Whether your work is ready for primetime or not, it should be integrated into your production code base numerous times each day — at the very least, once daily. In many cases, the feature you’re working on will not be complete and will need to be disabled or “turned off” using Feature Toggles to be able to integrate it with production code without affecting other functionality.
Trunk-Based Development can be an easy practice if your code adheres to the Open/Closed Principle (OCP). This enables you to extend your code without modifying it — so you’re actually changing very little code in the production code base.
Whether you’re following the OCP or not, it is important that the work be decomposed into very small slices of functionality. This Agile principle promotes continuous delivery by deploying and releasing functionality often.
Every time code is committed to the trunk it should kick off an automatic compile, static code analysis, integration, and build. This ensures that none of the changes made on the trunk break the build and remains deployable at all times. If the build fails, it should immediately trigger the Andon Cord and initiate an immediate response by every person required to solve the problem. And if the problem cannot be resolved in a brief, predetermined amount of time, the changeset should be rolled back to keep the build in a healthy and deployable state.

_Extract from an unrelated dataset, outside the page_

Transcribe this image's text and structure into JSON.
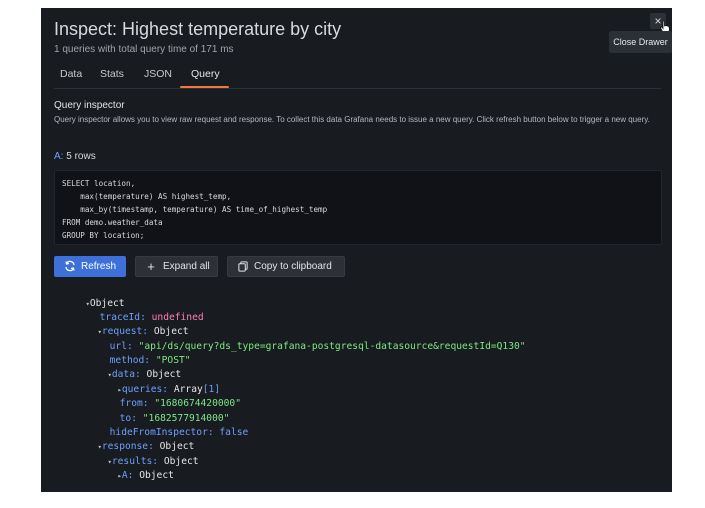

Once the build completes successfully, it should immediately kick off all automated regression test suites — to verify the quality of the build, including the new changes. These tests must serve as quality gates to ensure confidence in the changes we just committed. If any of these gates fail, they should immediately trigger the Andon Cord (as with the build). If the problem cannot be resolved quickly, the changeset should be rolled back to prevent the error from progressing downstream.
The build must always be kept healthy through clean compiles, healthy code analysis, and no integration or build failures. Both the build process and the build itself must be maintained in such a way that is builds quickly and executes fast — certainly within performance requirements.
Any and all failures related to integrating, verifying, and deploying work from the trunk need to be highly visible to every person in the value stream to promote swarming and enable accountability by everyone on the team.
When failures occur, they must trigger an immediate response by every person required to solve the problem. If those people are in the middle of working on something else, they must drop what they’re doing and swarm to resolve the problem.
It is critical that problem be resolved as quickly as possible to prohibit the same failure from arising in future changes and to prevent new failures from being introduced. This also prevents the error from progressing downstream where the cost and effort to resolve the issue would be much greater — not to mention the addition of Technical Debt.
We can avoid major problems by resolving smaller problems earlier in the development lifecycle. And swarming provides numerous learning opportunities and prevents the loss of critical information as time passes and people’s memories continue to fade.
This swarming response is a critical component to Continuous Integration and requires a culture that not only makes it safe but encourages team members to pull the Andon Cord when problems arise — even small ones.